[petsc-users] Suspect Poor Performance of Petsc
Barry Smith
bsmith at mcs.anl.gov
Thu Nov 17 13:12:58 CST 2016
> On Nov 17, 2016, at 12:25 PM, Ivano Barletta <ibarletta at inogs.it> wrote:
>
> Thank you for your replies
>
> I've carried out 3 new tests with 4,8,16 cores, adding the
> code lines suggested by Barry (logs in attachment )
>
> Still lack of scaling persist, but maybe is just related to the size
> of the problem.
>
> As far as balancing concerns, there's not very much I can do, I
> believe it depends on land/sea points, (on land matrix coefficients
> are zero), it's something I cannot control.
Sure you can. You need to divide the rows between processes to balance the work per process (not just balance the number of rows per process), to first order you can assume the work is proportional to the number of nonzeros in the matrix on that process. Thus you want to divide up the rows so each process has the same number of nonzeros (this is not perfect but is a start).
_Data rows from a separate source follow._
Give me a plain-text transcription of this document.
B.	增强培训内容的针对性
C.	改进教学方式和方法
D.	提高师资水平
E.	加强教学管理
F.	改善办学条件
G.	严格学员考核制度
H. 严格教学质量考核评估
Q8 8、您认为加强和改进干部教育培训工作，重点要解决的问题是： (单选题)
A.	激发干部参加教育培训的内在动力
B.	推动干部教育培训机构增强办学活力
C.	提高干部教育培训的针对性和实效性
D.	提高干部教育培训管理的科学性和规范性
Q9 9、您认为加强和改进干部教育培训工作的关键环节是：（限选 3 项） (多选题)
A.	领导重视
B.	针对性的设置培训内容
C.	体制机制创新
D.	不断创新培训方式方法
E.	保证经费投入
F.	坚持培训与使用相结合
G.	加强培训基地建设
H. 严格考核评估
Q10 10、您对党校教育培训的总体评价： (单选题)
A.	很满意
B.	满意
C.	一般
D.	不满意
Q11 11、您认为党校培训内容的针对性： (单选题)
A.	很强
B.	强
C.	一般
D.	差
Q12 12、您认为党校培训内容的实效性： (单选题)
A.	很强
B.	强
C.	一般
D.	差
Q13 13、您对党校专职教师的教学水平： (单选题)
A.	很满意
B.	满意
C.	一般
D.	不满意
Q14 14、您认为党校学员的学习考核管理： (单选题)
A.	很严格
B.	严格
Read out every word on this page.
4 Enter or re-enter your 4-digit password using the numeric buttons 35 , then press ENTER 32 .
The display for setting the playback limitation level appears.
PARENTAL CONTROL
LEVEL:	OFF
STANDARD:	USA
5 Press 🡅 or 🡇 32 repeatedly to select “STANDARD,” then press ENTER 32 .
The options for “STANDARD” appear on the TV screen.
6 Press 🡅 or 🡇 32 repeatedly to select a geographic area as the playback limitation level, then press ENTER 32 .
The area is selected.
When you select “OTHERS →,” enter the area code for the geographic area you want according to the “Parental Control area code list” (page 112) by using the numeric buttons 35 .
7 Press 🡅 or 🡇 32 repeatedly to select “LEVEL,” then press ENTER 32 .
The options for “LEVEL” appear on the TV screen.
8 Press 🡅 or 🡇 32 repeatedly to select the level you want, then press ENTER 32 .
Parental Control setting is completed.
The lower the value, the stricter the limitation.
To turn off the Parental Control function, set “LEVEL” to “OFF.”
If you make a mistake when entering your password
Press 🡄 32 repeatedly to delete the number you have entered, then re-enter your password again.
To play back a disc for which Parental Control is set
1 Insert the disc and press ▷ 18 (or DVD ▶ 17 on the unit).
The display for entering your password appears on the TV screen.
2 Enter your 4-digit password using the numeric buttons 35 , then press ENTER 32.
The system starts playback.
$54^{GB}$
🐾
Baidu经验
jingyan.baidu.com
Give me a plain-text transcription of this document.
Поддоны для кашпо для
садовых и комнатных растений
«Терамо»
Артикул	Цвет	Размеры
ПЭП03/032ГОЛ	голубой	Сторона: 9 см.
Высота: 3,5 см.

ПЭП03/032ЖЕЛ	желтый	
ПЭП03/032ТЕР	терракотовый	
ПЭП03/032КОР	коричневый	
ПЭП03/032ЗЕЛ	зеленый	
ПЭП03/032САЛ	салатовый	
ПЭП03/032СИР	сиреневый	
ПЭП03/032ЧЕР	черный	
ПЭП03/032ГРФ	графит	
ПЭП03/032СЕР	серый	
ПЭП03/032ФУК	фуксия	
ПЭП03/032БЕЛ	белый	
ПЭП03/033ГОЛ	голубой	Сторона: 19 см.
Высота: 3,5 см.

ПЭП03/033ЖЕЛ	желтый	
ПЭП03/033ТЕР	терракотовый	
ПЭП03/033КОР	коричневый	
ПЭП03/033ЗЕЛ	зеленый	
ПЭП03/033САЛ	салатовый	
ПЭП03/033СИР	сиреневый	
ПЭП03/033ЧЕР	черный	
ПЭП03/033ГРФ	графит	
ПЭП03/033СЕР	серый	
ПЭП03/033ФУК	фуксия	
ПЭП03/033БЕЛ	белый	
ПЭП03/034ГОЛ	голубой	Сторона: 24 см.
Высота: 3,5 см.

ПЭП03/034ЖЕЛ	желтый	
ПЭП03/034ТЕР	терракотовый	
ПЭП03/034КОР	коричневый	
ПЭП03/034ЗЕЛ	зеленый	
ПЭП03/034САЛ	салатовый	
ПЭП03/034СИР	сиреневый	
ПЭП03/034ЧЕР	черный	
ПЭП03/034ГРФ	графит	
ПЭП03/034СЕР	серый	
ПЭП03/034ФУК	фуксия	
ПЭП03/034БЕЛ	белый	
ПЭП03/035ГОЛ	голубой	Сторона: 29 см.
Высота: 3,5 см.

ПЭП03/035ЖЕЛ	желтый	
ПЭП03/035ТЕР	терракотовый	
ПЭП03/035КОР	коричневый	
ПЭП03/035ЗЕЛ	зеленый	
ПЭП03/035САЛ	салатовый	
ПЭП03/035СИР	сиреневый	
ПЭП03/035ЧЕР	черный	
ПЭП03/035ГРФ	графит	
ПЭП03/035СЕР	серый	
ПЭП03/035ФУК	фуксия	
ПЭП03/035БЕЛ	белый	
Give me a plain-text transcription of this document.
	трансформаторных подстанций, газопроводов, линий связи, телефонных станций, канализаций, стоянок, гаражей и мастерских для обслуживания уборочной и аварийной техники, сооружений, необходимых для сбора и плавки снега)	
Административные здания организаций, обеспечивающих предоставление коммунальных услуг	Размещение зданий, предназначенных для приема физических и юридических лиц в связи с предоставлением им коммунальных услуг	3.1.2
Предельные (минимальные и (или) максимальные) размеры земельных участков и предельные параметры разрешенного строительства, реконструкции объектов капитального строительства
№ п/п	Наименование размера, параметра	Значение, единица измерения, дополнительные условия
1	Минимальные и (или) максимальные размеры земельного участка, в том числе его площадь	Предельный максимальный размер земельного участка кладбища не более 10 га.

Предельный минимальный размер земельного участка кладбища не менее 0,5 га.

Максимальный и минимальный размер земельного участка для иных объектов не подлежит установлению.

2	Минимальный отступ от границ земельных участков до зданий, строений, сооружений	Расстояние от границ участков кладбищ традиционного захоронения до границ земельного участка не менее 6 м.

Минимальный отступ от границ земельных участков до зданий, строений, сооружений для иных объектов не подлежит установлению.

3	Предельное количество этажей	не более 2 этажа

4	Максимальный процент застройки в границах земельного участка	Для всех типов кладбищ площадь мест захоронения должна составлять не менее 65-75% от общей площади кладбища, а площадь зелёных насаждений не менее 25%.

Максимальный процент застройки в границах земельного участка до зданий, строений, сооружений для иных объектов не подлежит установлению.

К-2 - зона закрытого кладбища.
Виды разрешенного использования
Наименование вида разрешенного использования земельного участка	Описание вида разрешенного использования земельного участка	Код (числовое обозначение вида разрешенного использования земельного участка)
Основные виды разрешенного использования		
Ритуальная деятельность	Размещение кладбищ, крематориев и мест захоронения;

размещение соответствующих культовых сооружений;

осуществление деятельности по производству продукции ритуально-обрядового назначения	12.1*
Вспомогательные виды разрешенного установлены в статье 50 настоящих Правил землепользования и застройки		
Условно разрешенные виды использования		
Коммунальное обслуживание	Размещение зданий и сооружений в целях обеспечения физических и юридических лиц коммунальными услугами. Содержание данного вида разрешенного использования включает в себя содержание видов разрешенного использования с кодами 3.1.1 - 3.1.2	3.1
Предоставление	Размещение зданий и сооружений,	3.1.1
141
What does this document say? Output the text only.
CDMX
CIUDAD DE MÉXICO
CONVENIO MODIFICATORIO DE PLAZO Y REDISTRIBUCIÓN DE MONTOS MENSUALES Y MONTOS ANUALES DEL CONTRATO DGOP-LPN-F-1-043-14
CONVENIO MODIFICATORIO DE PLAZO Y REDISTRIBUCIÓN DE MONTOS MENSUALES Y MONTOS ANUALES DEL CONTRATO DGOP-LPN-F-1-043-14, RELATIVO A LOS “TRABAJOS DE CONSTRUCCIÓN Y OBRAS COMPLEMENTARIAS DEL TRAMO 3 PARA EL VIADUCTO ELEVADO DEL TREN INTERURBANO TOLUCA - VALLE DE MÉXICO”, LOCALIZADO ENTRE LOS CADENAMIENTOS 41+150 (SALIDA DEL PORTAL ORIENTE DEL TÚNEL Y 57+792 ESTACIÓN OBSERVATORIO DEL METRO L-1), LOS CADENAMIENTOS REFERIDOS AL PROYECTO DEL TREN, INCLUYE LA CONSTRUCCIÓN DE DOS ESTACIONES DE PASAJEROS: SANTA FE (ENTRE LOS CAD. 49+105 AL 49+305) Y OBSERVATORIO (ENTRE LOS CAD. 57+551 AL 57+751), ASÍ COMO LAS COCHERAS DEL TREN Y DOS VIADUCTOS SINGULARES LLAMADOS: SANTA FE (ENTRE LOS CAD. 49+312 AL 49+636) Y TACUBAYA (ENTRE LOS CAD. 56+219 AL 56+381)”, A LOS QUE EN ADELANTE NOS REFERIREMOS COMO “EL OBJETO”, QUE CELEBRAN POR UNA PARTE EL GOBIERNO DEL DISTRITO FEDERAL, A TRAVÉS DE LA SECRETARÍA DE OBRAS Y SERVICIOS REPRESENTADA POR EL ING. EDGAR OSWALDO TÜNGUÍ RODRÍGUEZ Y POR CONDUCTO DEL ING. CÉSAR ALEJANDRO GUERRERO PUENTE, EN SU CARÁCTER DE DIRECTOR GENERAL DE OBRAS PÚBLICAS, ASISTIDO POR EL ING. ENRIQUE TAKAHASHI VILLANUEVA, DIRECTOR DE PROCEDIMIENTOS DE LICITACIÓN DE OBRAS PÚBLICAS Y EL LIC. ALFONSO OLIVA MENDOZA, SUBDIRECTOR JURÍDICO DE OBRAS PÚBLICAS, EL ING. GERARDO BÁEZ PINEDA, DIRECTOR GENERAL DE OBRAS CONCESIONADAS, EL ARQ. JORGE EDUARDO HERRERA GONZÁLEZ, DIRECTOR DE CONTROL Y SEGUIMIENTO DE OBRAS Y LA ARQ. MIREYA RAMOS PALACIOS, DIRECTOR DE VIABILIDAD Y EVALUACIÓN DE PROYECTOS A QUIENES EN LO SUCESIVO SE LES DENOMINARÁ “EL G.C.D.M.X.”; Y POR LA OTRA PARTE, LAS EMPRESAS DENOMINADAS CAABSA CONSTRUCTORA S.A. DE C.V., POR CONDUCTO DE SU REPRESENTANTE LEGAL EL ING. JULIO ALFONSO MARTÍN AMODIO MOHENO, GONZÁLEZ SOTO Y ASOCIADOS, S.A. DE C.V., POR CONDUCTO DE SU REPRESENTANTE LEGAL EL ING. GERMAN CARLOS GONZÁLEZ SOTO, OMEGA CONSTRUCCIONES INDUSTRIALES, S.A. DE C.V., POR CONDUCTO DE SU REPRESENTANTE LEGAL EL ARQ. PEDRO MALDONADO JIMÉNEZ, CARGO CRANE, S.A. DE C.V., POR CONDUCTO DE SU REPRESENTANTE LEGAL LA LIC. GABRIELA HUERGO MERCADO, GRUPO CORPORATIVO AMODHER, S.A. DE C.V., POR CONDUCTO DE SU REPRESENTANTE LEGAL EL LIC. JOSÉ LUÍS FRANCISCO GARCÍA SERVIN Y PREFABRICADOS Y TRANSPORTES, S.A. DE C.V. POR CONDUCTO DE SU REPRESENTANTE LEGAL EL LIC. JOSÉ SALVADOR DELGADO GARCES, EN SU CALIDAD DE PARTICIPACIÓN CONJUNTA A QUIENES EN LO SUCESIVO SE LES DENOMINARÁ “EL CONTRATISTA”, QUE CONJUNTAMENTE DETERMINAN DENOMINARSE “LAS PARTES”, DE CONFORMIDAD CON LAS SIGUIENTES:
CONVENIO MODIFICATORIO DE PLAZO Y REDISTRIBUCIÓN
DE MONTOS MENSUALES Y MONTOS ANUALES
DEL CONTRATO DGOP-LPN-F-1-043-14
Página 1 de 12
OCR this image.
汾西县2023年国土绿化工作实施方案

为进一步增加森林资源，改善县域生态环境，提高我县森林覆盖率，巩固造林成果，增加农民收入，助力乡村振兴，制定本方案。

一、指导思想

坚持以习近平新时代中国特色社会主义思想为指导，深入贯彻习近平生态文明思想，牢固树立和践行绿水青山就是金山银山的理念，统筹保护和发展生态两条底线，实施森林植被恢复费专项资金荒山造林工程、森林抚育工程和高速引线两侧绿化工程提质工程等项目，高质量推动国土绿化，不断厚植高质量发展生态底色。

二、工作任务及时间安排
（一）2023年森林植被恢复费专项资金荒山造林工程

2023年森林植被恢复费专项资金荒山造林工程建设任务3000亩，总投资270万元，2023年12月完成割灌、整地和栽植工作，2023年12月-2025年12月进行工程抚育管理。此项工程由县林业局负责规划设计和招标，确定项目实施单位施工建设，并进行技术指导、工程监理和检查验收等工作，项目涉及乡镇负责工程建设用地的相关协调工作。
:VecNorm 65 1.0 7.4379e-02 1.0 8.87e+05 1.0 0.0e+00 0.0e+00 6.5e+01 72 9 0 0 31 82 9 0 0 34 47
:VecNorm 67 1.0 7.8646e-02 1.0 4.62e+05 1.0 0.0e+00 0.0e+00 6.7e+01 43 9 0 0 31 72 9 0 0 34 46
0:VecNorm 67 1.0 2.0528e-01 1.2 2.34e+05 1.0 0.0e+00 0.0e+00 6.7e+01 32 9 0 0 31 63 9 0 0 34 18
The time "spent" in VecNorm goes from 63 to 82 percent of the total solve time. This is due to the load imbalance. You absolutely have to deal properly with the load imbalance or you will never get good parallel speedup (regardless of problem size).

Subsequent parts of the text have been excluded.